Greenpeace has praised Telstra’s commitment to renewable energy in Australia and chastised Optus and NBN for their failure to act.
In a new report looking at the carbon impact of telcos and data center firms in Australia, Greenpeace noted that the telecommunications, IT, and technology service sectors consume around four percent of Australia’s electricity; totaling around 3,603GWh of electricity annually and generating 2.9 million tonnes of carbon emissions.
“A fully renewably-powered Internet and IT service sector is an essential part of a low carbon economy,” the company said in the report. “However, at a practical level, the Australian IT and telecommunications sector still has a long way to go in procuring sufficient renewable energy to match their growing energy demand.”
The report does not include hyperscalers such as Google, Apple, Facebook, and Microsoft – companies that have all made pledges to become carbon-neutral and made significant investments in renewable energy projects – or other smaller data center players. It instead focused on domestic telcos and a number of data center firms in the country.
“While heavyweight Telstra is leading the pack, followed by TPG Telecom, Amazon Australia and Global Switch, Equinix, NextDC and Fujitsu Australia all need to up their game, and Optus and NBN Co are at risk of falling behind in the corporate race to renewable energy,” the company said.

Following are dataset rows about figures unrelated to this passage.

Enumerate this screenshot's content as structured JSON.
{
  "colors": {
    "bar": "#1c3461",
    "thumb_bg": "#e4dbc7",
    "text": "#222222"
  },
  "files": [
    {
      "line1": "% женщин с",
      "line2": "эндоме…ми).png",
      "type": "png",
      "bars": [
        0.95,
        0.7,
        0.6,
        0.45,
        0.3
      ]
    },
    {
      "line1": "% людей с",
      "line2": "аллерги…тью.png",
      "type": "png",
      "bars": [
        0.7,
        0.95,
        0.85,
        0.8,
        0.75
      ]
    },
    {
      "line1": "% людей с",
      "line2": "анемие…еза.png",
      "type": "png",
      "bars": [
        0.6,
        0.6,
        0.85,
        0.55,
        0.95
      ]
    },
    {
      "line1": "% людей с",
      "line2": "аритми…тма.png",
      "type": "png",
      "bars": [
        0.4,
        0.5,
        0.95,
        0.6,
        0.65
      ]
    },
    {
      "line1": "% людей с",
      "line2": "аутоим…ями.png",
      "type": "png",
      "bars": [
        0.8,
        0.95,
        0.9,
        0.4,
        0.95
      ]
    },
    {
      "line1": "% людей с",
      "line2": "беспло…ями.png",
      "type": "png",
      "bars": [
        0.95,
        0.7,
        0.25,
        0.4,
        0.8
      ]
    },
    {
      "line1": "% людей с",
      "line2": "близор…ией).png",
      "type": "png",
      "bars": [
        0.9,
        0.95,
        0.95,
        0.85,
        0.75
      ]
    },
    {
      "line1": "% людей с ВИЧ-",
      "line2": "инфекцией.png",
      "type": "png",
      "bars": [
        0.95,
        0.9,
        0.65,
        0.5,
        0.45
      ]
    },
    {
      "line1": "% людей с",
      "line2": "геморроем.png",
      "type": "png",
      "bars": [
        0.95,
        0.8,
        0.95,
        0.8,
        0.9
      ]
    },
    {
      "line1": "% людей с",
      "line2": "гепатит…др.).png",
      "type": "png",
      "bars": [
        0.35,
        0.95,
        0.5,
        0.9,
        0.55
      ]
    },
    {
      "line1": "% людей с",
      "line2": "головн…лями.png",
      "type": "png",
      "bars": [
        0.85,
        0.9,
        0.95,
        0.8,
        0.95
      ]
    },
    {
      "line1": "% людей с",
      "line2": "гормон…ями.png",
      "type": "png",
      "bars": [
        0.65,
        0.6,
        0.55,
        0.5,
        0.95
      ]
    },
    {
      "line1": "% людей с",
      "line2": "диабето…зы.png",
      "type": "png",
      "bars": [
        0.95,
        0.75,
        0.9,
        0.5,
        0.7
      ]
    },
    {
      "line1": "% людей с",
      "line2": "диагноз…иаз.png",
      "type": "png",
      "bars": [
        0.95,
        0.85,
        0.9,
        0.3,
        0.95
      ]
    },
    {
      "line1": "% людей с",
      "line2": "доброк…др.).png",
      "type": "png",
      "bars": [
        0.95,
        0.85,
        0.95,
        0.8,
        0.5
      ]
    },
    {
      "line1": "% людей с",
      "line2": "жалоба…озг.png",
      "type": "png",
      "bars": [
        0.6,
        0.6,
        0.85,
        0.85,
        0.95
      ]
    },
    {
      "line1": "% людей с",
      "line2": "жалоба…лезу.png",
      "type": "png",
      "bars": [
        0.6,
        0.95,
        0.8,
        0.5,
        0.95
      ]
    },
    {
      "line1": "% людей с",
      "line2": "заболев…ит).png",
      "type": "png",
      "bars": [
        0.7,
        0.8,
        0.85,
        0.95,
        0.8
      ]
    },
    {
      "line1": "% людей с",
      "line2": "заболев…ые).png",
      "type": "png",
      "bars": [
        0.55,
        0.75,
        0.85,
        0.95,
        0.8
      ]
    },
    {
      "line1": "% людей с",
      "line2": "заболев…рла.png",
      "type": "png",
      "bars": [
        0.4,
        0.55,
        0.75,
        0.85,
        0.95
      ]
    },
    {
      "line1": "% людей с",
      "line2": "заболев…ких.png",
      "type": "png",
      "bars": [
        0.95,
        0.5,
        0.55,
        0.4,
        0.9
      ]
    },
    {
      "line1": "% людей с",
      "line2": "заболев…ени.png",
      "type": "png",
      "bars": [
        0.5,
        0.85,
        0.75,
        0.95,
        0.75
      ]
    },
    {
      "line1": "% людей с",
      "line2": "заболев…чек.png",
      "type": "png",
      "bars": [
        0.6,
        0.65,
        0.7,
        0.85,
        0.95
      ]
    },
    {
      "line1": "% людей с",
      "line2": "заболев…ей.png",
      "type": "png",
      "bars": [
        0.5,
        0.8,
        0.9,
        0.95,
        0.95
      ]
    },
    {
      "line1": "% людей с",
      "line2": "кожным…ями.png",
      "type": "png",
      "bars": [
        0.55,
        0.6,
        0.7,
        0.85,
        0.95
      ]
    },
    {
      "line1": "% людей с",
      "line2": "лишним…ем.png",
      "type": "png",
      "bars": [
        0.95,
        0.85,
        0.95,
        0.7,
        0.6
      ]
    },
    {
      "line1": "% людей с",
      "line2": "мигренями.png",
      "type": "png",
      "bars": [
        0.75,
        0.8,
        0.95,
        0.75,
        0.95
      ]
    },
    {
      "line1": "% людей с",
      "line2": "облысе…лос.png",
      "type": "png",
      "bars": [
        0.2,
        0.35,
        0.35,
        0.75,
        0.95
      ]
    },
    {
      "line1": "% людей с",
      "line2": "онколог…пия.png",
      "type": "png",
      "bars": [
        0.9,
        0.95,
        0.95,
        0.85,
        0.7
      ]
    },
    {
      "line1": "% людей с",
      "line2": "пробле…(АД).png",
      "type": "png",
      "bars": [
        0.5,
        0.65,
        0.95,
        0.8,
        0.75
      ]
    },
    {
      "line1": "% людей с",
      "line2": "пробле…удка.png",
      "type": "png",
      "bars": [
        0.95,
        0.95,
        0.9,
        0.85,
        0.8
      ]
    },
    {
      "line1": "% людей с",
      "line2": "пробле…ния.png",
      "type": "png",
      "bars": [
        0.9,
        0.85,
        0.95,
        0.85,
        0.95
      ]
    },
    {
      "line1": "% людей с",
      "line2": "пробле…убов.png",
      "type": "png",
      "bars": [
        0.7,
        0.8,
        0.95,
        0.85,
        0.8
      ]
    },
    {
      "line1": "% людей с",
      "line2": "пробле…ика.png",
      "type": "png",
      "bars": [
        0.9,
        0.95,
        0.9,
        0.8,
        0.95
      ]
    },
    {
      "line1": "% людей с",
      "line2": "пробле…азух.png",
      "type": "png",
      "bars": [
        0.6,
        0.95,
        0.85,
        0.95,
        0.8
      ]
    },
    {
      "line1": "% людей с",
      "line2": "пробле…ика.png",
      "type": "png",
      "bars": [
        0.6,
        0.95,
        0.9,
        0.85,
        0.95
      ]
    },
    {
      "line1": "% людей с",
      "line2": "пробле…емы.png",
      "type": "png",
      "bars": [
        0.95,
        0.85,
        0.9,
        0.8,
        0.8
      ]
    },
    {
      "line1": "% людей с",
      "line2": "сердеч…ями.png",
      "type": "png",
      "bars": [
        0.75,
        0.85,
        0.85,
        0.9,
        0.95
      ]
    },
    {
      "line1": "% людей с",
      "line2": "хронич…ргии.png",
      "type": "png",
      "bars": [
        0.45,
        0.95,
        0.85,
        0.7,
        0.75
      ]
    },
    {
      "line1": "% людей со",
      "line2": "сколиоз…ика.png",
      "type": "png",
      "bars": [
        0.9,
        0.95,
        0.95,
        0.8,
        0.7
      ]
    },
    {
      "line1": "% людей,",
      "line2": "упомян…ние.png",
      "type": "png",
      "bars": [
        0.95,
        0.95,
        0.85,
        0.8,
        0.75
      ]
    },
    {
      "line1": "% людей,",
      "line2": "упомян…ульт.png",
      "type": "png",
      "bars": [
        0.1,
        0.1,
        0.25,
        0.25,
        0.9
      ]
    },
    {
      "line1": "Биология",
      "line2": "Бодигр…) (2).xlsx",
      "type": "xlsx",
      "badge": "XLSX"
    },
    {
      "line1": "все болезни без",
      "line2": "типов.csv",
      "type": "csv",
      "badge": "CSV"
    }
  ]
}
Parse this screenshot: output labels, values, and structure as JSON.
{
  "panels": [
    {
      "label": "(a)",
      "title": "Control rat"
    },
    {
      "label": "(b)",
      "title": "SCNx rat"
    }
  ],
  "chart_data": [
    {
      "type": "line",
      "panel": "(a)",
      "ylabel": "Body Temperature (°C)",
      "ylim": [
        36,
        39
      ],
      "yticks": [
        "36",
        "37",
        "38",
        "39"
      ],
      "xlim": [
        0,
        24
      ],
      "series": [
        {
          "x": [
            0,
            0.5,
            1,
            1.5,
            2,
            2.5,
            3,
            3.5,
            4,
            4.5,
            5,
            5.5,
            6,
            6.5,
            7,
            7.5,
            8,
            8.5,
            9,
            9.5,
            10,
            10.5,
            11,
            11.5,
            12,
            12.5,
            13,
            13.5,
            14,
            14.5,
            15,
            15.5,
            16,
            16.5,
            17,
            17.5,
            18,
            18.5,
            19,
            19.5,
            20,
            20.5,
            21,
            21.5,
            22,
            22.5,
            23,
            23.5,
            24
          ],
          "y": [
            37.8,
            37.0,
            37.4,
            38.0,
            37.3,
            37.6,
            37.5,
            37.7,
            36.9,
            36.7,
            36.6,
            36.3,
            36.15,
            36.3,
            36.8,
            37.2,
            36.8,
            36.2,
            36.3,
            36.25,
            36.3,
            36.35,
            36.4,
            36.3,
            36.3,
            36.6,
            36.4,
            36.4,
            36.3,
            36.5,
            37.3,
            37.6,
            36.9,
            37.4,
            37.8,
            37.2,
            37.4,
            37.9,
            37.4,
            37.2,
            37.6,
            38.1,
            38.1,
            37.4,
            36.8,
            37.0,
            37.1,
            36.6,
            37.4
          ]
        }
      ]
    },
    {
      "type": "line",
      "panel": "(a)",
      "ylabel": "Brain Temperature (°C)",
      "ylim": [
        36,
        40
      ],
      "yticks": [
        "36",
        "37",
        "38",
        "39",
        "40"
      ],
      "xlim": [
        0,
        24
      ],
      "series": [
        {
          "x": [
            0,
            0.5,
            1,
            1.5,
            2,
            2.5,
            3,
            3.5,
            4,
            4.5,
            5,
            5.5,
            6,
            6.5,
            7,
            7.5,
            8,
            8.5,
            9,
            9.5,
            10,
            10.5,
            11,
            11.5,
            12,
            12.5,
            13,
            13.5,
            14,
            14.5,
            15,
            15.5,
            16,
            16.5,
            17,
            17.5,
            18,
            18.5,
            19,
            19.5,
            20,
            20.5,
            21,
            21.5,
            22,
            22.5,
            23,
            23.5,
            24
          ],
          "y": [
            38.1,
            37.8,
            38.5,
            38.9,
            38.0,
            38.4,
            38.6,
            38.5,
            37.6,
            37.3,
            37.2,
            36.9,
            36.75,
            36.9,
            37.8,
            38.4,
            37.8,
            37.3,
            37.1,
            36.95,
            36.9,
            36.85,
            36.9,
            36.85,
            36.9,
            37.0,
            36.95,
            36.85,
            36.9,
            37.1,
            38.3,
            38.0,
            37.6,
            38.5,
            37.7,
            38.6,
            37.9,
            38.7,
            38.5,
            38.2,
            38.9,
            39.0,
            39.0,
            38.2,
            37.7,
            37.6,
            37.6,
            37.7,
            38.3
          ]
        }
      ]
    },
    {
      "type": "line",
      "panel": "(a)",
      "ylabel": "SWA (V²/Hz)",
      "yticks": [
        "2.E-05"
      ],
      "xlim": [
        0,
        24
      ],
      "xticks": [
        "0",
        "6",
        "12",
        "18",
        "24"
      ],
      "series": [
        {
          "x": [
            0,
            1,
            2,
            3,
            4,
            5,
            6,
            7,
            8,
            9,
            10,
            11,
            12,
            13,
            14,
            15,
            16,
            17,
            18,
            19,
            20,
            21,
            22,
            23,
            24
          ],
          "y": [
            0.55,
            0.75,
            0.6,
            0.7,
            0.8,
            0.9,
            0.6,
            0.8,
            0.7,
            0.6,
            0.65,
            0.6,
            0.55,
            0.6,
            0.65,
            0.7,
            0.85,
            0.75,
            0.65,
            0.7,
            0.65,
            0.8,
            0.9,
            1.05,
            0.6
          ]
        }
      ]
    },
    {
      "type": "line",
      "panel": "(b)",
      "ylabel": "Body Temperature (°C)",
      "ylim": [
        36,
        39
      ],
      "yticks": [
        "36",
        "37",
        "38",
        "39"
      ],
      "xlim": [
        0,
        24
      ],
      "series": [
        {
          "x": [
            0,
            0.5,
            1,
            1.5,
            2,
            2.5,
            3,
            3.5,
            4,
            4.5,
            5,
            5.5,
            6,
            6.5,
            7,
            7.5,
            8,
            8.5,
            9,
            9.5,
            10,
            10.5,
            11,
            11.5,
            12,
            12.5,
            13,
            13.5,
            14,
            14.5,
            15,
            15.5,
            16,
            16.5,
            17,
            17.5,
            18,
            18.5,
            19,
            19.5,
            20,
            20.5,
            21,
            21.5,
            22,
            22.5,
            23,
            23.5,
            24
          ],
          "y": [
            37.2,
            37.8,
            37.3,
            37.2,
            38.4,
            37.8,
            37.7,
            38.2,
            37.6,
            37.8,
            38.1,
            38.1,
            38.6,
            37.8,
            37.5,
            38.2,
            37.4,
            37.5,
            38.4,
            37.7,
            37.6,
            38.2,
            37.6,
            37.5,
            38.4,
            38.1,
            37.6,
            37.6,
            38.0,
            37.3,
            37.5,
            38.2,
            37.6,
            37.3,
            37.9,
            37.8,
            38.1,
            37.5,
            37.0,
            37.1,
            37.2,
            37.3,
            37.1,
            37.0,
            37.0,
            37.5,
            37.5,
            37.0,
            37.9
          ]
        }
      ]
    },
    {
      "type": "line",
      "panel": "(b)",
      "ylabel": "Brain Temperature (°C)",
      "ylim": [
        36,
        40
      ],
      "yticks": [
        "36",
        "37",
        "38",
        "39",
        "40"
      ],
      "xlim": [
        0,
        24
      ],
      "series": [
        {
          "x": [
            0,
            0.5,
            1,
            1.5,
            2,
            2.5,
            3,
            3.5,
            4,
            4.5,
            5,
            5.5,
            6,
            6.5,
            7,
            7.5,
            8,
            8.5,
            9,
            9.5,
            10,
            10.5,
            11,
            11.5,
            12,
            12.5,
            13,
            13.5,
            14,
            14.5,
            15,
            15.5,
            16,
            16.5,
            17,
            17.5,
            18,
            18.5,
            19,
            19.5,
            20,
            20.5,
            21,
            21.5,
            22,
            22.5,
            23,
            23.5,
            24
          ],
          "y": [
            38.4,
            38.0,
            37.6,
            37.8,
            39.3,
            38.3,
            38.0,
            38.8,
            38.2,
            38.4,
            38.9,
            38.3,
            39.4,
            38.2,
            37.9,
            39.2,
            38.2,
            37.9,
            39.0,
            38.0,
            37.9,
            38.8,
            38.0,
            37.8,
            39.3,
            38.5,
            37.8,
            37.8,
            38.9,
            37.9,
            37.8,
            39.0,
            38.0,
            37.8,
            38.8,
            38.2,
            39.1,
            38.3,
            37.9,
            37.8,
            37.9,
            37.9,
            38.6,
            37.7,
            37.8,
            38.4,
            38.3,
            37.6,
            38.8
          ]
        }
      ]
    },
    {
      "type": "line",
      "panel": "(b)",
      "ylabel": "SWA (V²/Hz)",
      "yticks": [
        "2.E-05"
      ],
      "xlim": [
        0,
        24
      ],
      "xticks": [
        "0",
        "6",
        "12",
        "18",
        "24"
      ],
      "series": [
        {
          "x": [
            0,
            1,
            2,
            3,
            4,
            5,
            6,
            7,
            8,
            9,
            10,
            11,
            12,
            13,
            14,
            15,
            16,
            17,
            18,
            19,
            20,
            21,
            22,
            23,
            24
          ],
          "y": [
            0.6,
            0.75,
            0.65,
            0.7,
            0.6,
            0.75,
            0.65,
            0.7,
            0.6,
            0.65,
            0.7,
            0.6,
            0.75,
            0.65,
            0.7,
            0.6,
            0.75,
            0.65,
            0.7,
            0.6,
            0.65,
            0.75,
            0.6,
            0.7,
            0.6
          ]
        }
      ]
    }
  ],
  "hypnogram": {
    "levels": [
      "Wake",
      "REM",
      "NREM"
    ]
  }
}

Greenpeace praised Telstra, Australia’s biggest telco and 13th biggest energy user. The company promised to be carbon neutral from 2020, enable renewable energy generation equivalent to 100 percent of its consumption by 2025, and reduce emissions by at least 50 percent by 2030.
TPG Telecom, owner of telco brands such as Vodafone, TPG, iiNet, Internode, Lebara, AAPT, and 'green' mobile plan provider felix, made a similar pledge for its Australian operations earlier this year.
However, Greenpeace noted certain companies are lacking in their green pledges. NBN and Optus are yet to make public commitment to carbon reductions.
“Of Australia’s top three telcos, only Optus, the second-largest telecommunications provider in the country – and second-largest telco emitter – is yet to make a renewable electricity commitment.”
Of the data center companies reporting to the government’s National Greenhouse and Energy Reporting (NGER) Scheme, only Amazon and Global Switch have targets of 100 percent renewable by 2025 and 2030 respectively.
The charity called on NextDC and Equinix to set “credible timelines” for carbon goals and called Fujitsu’s target of 2050 “woefully inadequate.”
It also noted that only Telstra, NextDC, and Amazon have actually signed renewable energy deals to date. Amazon has funded two solar projects in New South Wales and a wind farm in Victoria, while NextDC signed a PPA with a wind farm in Victoria in 2017.
As well as previously signing PPAs for wind and solars farms in Victoria and Queensland, this week Telstra signed a new power purchase agreement with Naturgy Energy to build a new 58MW wind farm known as Crookwell 3 in New South Wales.
If the nine companies mentioned switched their operations to new renewable energy, they would generate nearly 1.25GW of new wind and solar projects. Greenpeace called upon telcos and data center companies to all commit to 100 percent renewable electricity by 2025, sign up to the global RE100 initiative, and sign Power Purchase Agreements to secure renewable electricity with new wind and solar projects, as well as work together around policy and regulatory environment.
“The telecommunications industry can and must be a leader in this energy transition, the company said. “Good progress is being made, but there is still much work to be done.”
The report also noted how energy companies Origin Energy and AGL have recently entered the telco space offering fiber to customers, and how the two companies "dwarf the above companies in terms of carbon pollution," due to the coal and gas the companies burn to generate electricity.
"Unless both Origin and AGL commit to phasing out their coal-burning power stations by 2030 and replace them with renewable energy, these companies will represent the highest polluting telco offering and threaten to hamper the clean energy revolution otherwise happening in the telco space."